As many workers shifted to remote work, going on unemployment following furloughs, Pollack said there were fewer claims.

“When the remote work started, you didn’t really deal with office banter or water-cooler talk where inappropriate things may be said and you can overhear things,” Pollack said. “It seems like people may have been a little bit more careful when they put something in writing, as opposed to saying it when you can have plausible deniability.”

As workers return to the office and courts reopen, labor and employment cases are on the rise, said Pollack. He said about 65 percent of his employment cases are wage and hour, typically involving overtime, and 35 percent are primarily discrimination and retaliation.

The Fair Labor Standards Act, which sets federal rules for payment such as overtime, fuels a steady flow of wage and hour cases for nonexempt workers. The law created executive, administrative, and professional exemptions, impacting attorneys, doctors, accountants and others for exemptions to overtime, which he says could lead to misclassification cases also applying to independent contractors.

But those working in fields from construction to kitchens, landscapers to plumbers, electricians to nurses, who work more than 40 hours a week are entitled to overtime.

“When you start paying one person a certain way, such as a salary, you tend to do it the same for all of your employees,” Pollack said. “When that happens, you could have a major problem for the employer. “

Restaurants have rules for waitstaff who can be paid less than minimum wage due to tips. “A lot of times we find that management shares in the tip pool,” Pollack said. “That invalidates the tip pool.”

In addition to representing employees, Pollack works with small companies, helping them comply with laws.

“It’s a lot of ignorance, in my opinion, of simply not knowing the law,” Pollack said, noting that employers must provide employees with proper forms including those for hourly nonexempt employees indicating hourly and overtime rates, payment frequency and payday in English and their native language.

“If they don’t receive that, it could be a $5,000 penalty that goes to every employee who doesn’t receive that notice,” Pollack said of a rule on the books since April 2011.
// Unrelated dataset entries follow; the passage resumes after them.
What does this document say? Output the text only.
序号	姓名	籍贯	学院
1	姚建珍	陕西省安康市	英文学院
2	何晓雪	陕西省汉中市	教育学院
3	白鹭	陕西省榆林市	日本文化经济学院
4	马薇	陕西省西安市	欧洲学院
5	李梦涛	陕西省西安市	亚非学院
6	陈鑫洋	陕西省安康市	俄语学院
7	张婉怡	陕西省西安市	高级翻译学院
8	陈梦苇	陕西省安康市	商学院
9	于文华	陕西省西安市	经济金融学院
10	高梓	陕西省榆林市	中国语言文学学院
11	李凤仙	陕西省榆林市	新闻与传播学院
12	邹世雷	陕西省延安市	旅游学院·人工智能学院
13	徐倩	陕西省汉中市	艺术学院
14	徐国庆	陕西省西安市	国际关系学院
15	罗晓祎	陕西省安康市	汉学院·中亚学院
He said laws went into effect in New York last year, requiring that employees receive at least 40 hours of sick time annually along with an amended law implementing stricter whistleblower protections. “Laws are constantly being passed and policies have to be relayed to employees,” Pollack said.

Covid is leading to cases related to vaccine mandates from employees seeking medical or religious exemptions. And Covid is leading to disability-related claims as immune-compromised workers say they can work remotely, while employers require a return to the office.
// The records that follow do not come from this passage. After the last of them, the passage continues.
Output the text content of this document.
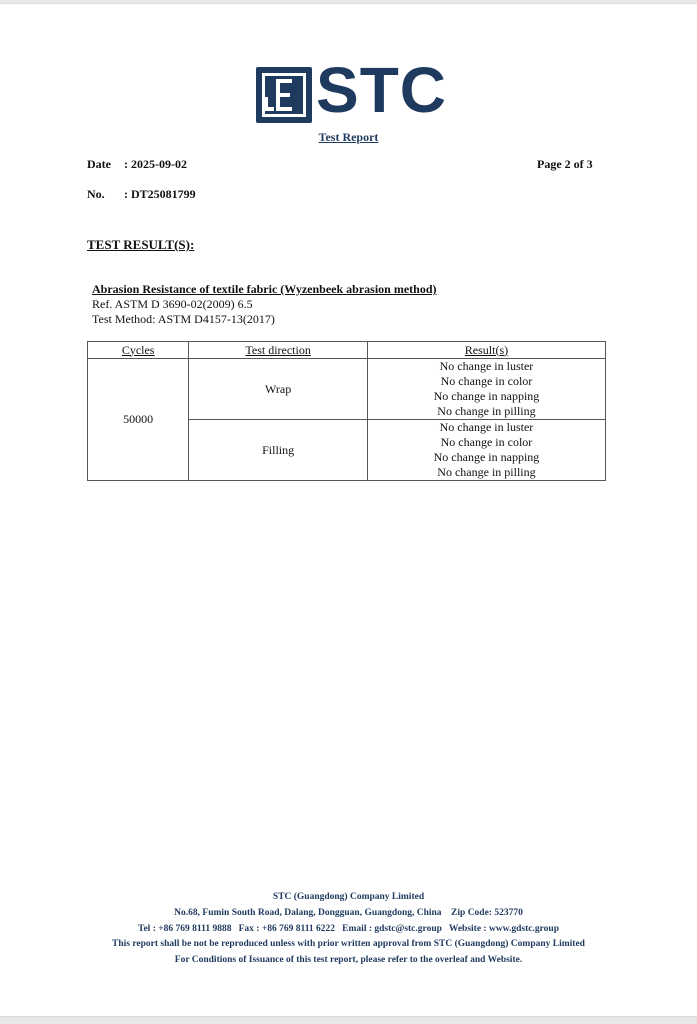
STC
Test Report
Date : 2025-09-02	Page 2 of 3
No. : DT25081799
TEST RESULT(S):
Abrasion Resistance of textile fabric (Wyzenbeek abrasion method)
Ref. ASTM D 3690-02(2009) 6.5
Test Method: ASTM D4157-13(2017)
Cycles	Test direction	Result(s)
50000	Wrap	No change in luster
No change in color
No change in napping
No change in pilling

	Filling	No change in luster
No change in color
No change in napping
No change in pilling
STC (Guangdong) Company Limited
No.68, Fumin South Road, Dalang, Dongguan, Guangdong, China    Zip Code: 523770
Tel : +86 769 8111 9888   Fax : +86 769 8111 6222   Email : gdstc@stc.group   Website : www.gdstc.group
This report shall be not be reproduced unless with prior written approval from STC (Guangdong) Company Limited
For Conditions of Issuance of this test report, please refer to the overleaf and Website.
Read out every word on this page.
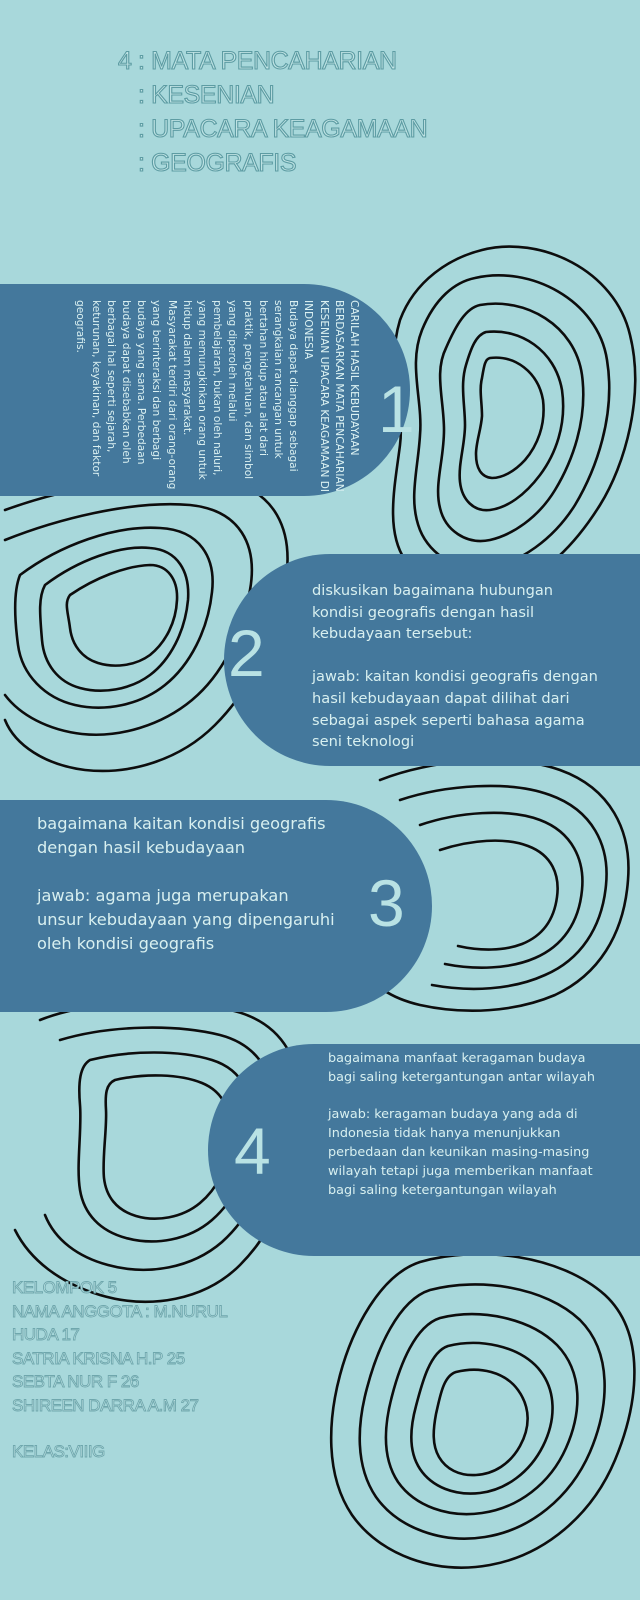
4 : MATA PENCAHARIAN
: KESENIAN
: UPACARA KEAGAMAAN
: GEOGRAFIS
CARILAH HASIL KEBUDAYAAN BERDASARKAN MATA PENCAHARIAN KESENIAN UPACARA KEAGAMAAN DI INDONESIA
Budaya dapat dianggap sebagai serangkaian rancangan untuk bertahan hidup atau alat dari praktik, pengetahuan, dan simbol yang diperoleh melalui pembelajaran, bukan oleh naluri, yang memungkinkan orang untuk hidup dalam masyarakat. Masyarakat terdiri dari orang-orang yang berinteraksi dan berbagi budaya yang sama. Perbedaan budaya dapat disebabkan oleh berbagai hal seperti sejarah, keturunan, keyakinan, dan faktor geografis.
1
2
diskusikan bagaimana hubungan kondisi geografis dengan hasil kebudayaan tersebut:

jawab: kaitan kondisi geografis dengan hasil kebudayaan dapat dilihat dari sebagai aspek seperti bahasa agama seni teknologi
bagaimana kaitan kondisi geografis dengan hasil kebudayaan

jawab: agama juga merupakan unsur kebudayaan yang dipengaruhi oleh kondisi geografis
3
4
bagaimana manfaat keragaman budaya bagi saling ketergantungan antar wilayah

jawab: keragaman budaya yang ada di Indonesia tidak hanya menunjukkan perbedaan dan keunikan masing-masing wilayah tetapi juga memberikan manfaat bagi saling ketergantungan wilayah
KELOMPOK 5
NAMA ANGGOTA : M.NURUL
HUDA 17
SATRIA KRISNA H.P 25
SEBTA NUR F 26
SHIREEN DARRA A.M 27
KELAS:VIIIG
“At the end of a case, attorneys in employment cases can request a fee for the time spent,” Pollack said of how companies, not plaintiffs, can foot the bill for legal work.  

This allows cases to be taken on contingency in many cases for workers who may not be able to otherwise afford a lawyer, he said.

If you prove a company violated wage and hour law willingly, for every dollar workers don’t get paid, they may be eligible for another dollar in liquidated damages, he added.

Pollack likes leading his own firm. “You get a seasoned employment attorney representing you, not handing it off to an associate,” he said. “You get someone with hands-on experience each time.”

Although online meetings can speed up cases, he said being there can be better than being voices on a phone. “There are benefits to being face to face with judges and your adversary. You can develop rapport,” Pollack said. “It’s good to constantly be seen or known by judges. Now, they don’t put a face to a name.”